La réaction : Le Premier ministre Boyko Borissov a traité Kristiyan Boykov de « magicien » et a déclaré que le pays devrait embaucher des gens comme lui. Les professionnels de la sécurité en Bulgarie contestent ce compliment et affirment que la vulnérabilité n’aurait jamais dû être exposée.
« Il a été allégué dans la presse que des sources internes affirment que l’attaque était une injection SQL », a déclaré Bozhidar Bozhanov, un cadre de l’entreprise de sécurité bulgare LogSentinel.
« Les injections SQL sont faciles à détecter et à exploiter. La protection contre SQLi aurait dû se faire à plusieurs niveaux. Tout d’abord, en ce qui concerne les exigences logicielles. Deuxièmement, pendant les essais d’acceptation. Et troisièmement, au cours de l’exploitation, en analysant régulièrement les vulnérabilités des services qui font face au public. Apparemment, rien de tout cela n’a été fait. »
Les faits : Il y a un écart entre les affirmations du pirate et ce que le gouvernement bulgare raconte. Les faits sont encore en cours d’établissement.
Le pirate a prétendu avoir volé des données de plus de 5 millions de Bulgares. La population totale du pays est d’environ 7 millions d’habitants. Le ministre des Finances Vladislav Goranov a déclaré que 3% des bases de données de l’ANR ont été touchées. Bien que le nombre se chiffre en millions, le nombre exact d’individus touchés n’est pas sûr, mais il semble que la stabilité financière n’était pas en danger, selon Vladislas Goranov.
Ce dernier a présenté ses excuses aux citoyens bulgares devant le parlement du pays.
Vesselin Bontchev, chercheur dans le domaine de la cybersécurité et professeur assistant à l’Académie bulgare des sciences, a déclaré que le suspect avait laissé une montagne de traces numériques qui ont conduit à son arrestation.
« Je ne peux pas dire que le pirate était un « magicien », précise Bozhidar Bozhanov. « S’il s’est fait prendre si vite, c’est qu’il était négligent plutôt qu’un cerveau. »
Les conséquences : La portée de cette attaque est vaste et le nombre de questions sans réponse reste important.
L’e-mail que le pirate a envoyé aux journalistes avec les données divulguées provenait d’une adresse e-mail russe. Personne ne sait encore très bien ce que cela signifie, mais étant donné la tension entre la Russie et l’Europe, surtout dans le cyberespace, c’est un détail qui a attiré l’attention immédiate.
Plus près de nous, les Bulgares regardent leur gouvernement et se demandent ce qui s’est si mal passé.

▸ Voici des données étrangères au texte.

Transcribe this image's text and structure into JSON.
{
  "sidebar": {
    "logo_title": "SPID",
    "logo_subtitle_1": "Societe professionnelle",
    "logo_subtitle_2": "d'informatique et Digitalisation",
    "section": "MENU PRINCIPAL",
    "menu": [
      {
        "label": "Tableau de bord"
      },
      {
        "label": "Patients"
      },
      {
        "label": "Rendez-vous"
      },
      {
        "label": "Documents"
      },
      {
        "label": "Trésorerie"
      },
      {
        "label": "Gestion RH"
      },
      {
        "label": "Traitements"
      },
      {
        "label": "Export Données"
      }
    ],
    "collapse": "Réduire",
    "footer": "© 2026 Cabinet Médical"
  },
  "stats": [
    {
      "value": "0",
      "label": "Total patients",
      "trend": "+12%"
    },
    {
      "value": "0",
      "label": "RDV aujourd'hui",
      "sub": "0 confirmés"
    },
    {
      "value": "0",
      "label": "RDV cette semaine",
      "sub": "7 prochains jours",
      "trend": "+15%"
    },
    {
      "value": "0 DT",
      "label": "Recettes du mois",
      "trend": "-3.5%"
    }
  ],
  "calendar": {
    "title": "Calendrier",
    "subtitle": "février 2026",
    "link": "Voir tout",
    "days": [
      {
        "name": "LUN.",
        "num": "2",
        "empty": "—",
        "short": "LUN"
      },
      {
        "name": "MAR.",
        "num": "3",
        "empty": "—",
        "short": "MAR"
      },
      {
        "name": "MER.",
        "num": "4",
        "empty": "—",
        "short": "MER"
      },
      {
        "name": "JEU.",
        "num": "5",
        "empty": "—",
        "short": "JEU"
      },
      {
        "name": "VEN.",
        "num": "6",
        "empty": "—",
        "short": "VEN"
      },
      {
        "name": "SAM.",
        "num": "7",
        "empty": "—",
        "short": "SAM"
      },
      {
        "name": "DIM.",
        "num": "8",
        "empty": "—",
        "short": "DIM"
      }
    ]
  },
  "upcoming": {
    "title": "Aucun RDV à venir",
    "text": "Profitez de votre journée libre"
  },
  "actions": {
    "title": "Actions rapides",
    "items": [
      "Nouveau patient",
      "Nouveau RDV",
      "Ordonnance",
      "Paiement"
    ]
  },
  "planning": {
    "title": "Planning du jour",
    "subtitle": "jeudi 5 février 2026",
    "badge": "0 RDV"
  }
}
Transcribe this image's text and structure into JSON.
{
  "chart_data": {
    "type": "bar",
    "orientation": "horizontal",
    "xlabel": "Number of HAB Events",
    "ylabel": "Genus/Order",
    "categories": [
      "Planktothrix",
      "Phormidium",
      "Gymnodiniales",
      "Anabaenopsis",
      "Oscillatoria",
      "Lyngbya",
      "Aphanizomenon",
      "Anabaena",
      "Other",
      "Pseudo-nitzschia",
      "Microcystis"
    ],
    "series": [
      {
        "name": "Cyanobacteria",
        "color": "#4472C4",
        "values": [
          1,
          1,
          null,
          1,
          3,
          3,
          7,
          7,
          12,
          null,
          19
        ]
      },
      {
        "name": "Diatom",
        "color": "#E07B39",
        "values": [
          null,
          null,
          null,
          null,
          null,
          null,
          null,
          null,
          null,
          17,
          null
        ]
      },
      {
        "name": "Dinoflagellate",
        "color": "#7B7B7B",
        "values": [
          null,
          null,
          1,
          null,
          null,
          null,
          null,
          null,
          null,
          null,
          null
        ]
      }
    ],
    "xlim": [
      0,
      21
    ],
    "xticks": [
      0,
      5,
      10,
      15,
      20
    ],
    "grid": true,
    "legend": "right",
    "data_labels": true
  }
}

« Nous devons noter que la NRA est l’une des administrations les plus avancées techniquement en Bulgarie « , a déclaré Bozhidar Bozhanov. « Cette question peut être représentative ou non de l’ensemble des technologies et des services à l’intérieur, mais le fait que tant de données ont été violées laisse entendre que peu de pratiques exemplaires en matière de sécurité opérationnelle ont été suivies ».
Les grandes questions en suspens sont de savoir qui est à l’origine de l’attaque et s’il s’agit d’un individu, d’un groupe ou même d’un État-nation. Les criminels, les activistes et les gouvernements utilisent les données piratées d’une toute autre façon, ce qui peut créer des problèmes distincts pour les Bulgares touchés par cette violation.
Une chose est claire : la cybersécurité bulgare est désormais prise en compte. Que le gouvernement le reconnaisse ou non, les pirates informatiques de l’extérieur le feront certainement.